After that Notre Dame began to establish its offensive attack. Stanford's outside back Rachel Quon blocked a dangerous cross as she tracked back to the goal, and the Irish had an even better opportunity when Henderson's near-post header off a cross was saved by diving goalkeeper Oliver, who deflected the ball into the crossbar.

As the half drew to a close, Notre Dame's Rose Augustin partially got a foot on a cross that curled away from Oliver, and Garciamendez scrambled to clear it out.

Notre Dame did not allow Stanford's outside backs, Quon and Annie Case, to get forward, dropping its wingers to absorb potential attacks. By funneling the offense into the middle, Stanford had little room to maneuver.

Stanford wasn't helped by having to play against the wind in the second half. Though Taylor got off two quick shots to begin the half, the action began to go end to end.

Henderson shot barely wide at the far post for Notre Dame, and then Mariah Nogueira shot just high after a well-conceived dummy pass from Lindsay Taylor in the 57th minute.

Once Notre Dame scored, Stanford extended itself in an effort to tie the score, but the Irish took advantage with counterattacks that put Oliver to the test.

She denied Henderson by pushing her shot high. Later, she saved a point-blank shot by Leon, and then saved Henderson cross-goal shot with her right hand.

Another point-blank attempt by Leon was stopped by Oliver's left hand.

"I didn't know she was a freshman until today," Henderson said. "I think she's absolutely tremendous. She made so many great saves and I have so much respect for her and everything she did today."

The match marked the end of the collegiate careers of Press -- who finished tied with Kelley O'Hara (2009) for Stanford's single-season goal-scoring record - as well as captain Allison McCann, Kira Maker, and Morgan Redman.

The Cardinal will return nine starters and four All-Americans - Nogueira, Taylor, Verloo, and Teresa Noyola. Now, the challenge will be to continue its success and exceed it, with another quest toward an NCAA championship.
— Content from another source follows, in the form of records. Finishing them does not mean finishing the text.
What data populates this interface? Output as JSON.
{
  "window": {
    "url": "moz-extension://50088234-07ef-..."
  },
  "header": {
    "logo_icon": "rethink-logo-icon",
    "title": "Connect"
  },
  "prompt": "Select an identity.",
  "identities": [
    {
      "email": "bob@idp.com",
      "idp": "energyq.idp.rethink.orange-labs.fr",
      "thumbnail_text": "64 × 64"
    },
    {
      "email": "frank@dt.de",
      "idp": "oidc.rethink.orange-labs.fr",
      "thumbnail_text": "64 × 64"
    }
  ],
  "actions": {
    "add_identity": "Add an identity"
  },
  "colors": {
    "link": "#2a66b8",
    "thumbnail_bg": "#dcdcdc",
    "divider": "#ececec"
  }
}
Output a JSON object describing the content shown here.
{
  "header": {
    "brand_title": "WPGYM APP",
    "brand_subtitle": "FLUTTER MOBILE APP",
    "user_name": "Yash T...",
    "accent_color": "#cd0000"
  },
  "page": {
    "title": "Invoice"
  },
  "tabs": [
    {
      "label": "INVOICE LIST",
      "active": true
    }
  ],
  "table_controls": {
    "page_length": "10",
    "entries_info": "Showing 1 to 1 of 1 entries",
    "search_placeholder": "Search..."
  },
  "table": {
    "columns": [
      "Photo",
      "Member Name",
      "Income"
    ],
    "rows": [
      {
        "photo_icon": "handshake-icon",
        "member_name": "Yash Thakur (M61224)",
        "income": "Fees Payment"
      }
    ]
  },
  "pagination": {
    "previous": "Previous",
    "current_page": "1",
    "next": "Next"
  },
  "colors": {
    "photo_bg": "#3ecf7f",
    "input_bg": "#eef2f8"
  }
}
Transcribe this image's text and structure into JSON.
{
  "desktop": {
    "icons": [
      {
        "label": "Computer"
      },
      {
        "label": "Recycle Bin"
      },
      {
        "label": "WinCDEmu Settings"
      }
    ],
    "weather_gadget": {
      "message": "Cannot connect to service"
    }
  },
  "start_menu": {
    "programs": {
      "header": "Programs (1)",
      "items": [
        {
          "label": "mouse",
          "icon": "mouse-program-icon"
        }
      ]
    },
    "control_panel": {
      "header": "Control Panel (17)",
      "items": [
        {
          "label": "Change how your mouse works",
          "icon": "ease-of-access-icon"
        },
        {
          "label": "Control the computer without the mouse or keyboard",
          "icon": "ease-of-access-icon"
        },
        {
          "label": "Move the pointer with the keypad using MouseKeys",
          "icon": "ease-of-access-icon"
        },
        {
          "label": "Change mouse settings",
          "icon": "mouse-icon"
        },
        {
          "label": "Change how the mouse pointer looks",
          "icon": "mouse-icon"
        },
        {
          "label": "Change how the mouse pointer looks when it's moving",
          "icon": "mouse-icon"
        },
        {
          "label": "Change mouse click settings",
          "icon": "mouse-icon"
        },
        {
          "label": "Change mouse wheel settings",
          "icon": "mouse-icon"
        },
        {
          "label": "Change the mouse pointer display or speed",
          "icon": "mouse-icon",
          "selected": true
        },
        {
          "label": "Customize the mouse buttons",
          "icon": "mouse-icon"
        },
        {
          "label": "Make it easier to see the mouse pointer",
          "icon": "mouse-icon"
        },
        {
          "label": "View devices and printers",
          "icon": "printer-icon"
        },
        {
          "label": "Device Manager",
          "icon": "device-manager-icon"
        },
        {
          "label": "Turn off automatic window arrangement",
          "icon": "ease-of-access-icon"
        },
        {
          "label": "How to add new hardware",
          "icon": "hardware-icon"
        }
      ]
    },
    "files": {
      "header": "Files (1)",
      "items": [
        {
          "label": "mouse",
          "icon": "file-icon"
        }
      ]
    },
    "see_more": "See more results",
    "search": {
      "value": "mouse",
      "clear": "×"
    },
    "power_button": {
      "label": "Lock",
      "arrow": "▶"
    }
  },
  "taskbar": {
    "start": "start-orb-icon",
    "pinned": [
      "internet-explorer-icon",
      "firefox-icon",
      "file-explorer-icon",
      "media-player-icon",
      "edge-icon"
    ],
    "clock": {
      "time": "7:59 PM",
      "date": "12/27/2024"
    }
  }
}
"It's been a lot of fun playing for Stanford," said Press, who will graduate with every Stanford career scoring record. "It's a great team and a great program. Performances like Emily's today just inspire you. They have a great future ahead."

All-Tournament team
Most Outstanding Player on Defense:
Jessica Schuveiller (Notre Dame)
Most Outstanding Player on Offense: Melissa Henderson (Notre Dame)
Stanford: Camille Levin, F; Emily Oliver, GK; Christen Press, F. Notre Dame: Rose Augustin, F; Courtney Barg, M; Melissa Henderson, F; Mandy Laddish, M; Adriana Leon, F; Jessica Schuveiller, D. Boston College: Hannah Cerrone, D. Ohio State: Katie Baumgardner, GK.